Investor demand has been lukewarm, and India has seen lacklustre debuts in 2015. Private equity firms, key drivers of the market, have also struggled to exit through listings that would in many cases crystallise losses.

But some bankers and companies say delays in the review of listing documents by the SEBI are complicating the listing process, jeopardising billions of dollars of extra liquidity for Indian shares.

"Getting an approval takes a lot of time, and after that, unless you have four or five merchant bankers willing to underwrite the whole issue, it becomes very difficult to raise money," said Nevil Savjani, vice president at boutique merchant banker Corporate Strategic Allianz Limited.

Savjani advised edible oil producer NCML Industries on a USD 10 million listing that was shelved in January. SEBI took 18 months to approve that prospectus.

"SEBI's guideline is that they approve it within 30 days, after an in-principle nod from the stock exchanges. But generally, if you look at any of the IPOs it takes it at least one year."

The time regulators take to approve listing prospectuses can vary depending on everything from the quality of the document to the amount of IPOs in the pipeline. But Hong Kong, for example, typically takes a month or two, and no longer than six months.

DOCUMENTS WITHDRAWN OR LAPSED

A SEBI spokesman did not comment on market participants' complaints that it was slow to approve IPOs.

But officials said privately that the regulator was under pressure to avoid failures that could burn India's army of retail investors, stretching already limited resources.

It also wants to prevent a repeat of cases like property developer DLF, penalised by SEBI last year for disclosure problems around its record 2007 listing. The penalty was overturned on appeal.

Close to 700 billion rupees (USD 11.2 billion) of approved offer documents have either been withdrawn or lapsed in the last five years, according to a SEBI official who declined to be named.

Inox Wind Ltd (INWN.NS), an alternative energy firm which began trading this month, had to wait for a year before its listing plans were approved. Its bankers, awaiting a favourable moment, took another eight months to get the shares to market.

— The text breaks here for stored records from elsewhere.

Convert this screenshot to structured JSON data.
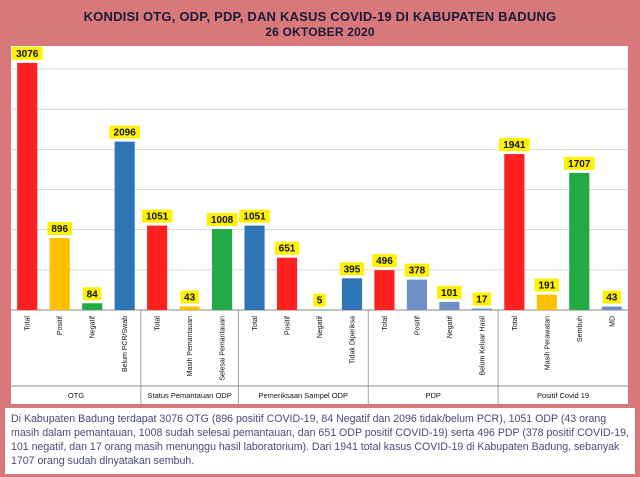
{
  "chart_data": {
    "type": "bar",
    "title": "KONDISI OTG, ODP, PDP, DAN KASUS COVID-19 DI KABUPATEN BADUNG",
    "subtitle": "26 OKTOBER 2020",
    "ylim": [
      0,
      3100
    ],
    "grid": true,
    "groups": [
      {
        "name": "OTG",
        "bars": [
          {
            "label": "Total",
            "value": 3076,
            "color": "#ff2020"
          },
          {
            "label": "Positif",
            "value": 896,
            "color": "#ffc000"
          },
          {
            "label": "Negatif",
            "value": 84,
            "color": "#22aa44"
          },
          {
            "label": "Belum PCR/Swab",
            "value": 2096,
            "color": "#2e75b6"
          }
        ]
      },
      {
        "name": "Status Pemantauan ODP",
        "bars": [
          {
            "label": "Total",
            "value": 1051,
            "color": "#ff2020"
          },
          {
            "label": "Masih Pemantauan",
            "value": 43,
            "color": "#ffc000"
          },
          {
            "label": "Selesai Pemantauan",
            "value": 1008,
            "color": "#22aa44"
          }
        ]
      },
      {
        "name": "Pemeriksaan Sampel ODP",
        "bars": [
          {
            "label": "Total",
            "value": 1051,
            "color": "#2e75b6"
          },
          {
            "label": "Positif",
            "value": 651,
            "color": "#ff2020"
          },
          {
            "label": "Negatif",
            "value": 5,
            "color": "#22aa44"
          },
          {
            "label": "Tidak Diperiksa",
            "value": 395,
            "color": "#2e75b6"
          }
        ]
      },
      {
        "name": "PDP",
        "bars": [
          {
            "label": "Total",
            "value": 496,
            "color": "#ff2020"
          },
          {
            "label": "Positif",
            "value": 378,
            "color": "#6f8fc8"
          },
          {
            "label": "Negatif",
            "value": 101,
            "color": "#6f8fc8"
          },
          {
            "label": "Belum Keluar Hasil",
            "value": 17,
            "color": "#6f8fc8"
          }
        ]
      },
      {
        "name": "Positif Covid 19",
        "bars": [
          {
            "label": "Total",
            "value": 1941,
            "color": "#ff2020"
          },
          {
            "label": "Masih Perawatan",
            "value": 191,
            "color": "#ffc000"
          },
          {
            "label": "Sembuh",
            "value": 1707,
            "color": "#22aa44"
          },
          {
            "label": "MD",
            "value": 43,
            "color": "#6f8fc8"
          }
        ]
      }
    ]
  },
  "caption": "Di Kabupaten Badung terdapat 3076 OTG (896 positif COVID-19, 84 Negatif dan 2096 tidak/belum PCR), 1051 ODP (43 orang masih dalam pemantauan, 1008 sudah selesai pemantauan, dan 651 ODP positif COVID-19) serta 496 PDP (378 positif COVID-19, 101 negatif, dan 17 orang masih menunggu hasil laboratorium). Dari 1941 total kasus COVID-19 di Kabupaten Badung, sebanyak 1707 orang sudah dinyatakan sembuh."
}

"They (SEBI) have been ... very slow and that's been a trend with the entire bureaucratic process in India," said Devansh Jain, a director of Inox Wind.

For a handful of larger companies, the alternative is to raise cash abroad.

Satellite TV company Videocon d2h withdrew its pending IPO prospectus last month after waiting for two years to go public. Instead it listed on the Nasdaq through a reverse takeover.

For small firms the problem is tougher. Many are struggling to raise affordable funding from banks, themselves battling with hefty piles of soured loans.

SEBI has long struggled with balancing the needs of small investors and those of the market.

In 2012, SEBI considered making it mandatory for underwriters to buy back shares from retail investors if a company's shares fell below the IPO price. The regulator later shelved the plan after facing stiff resistance from bankers.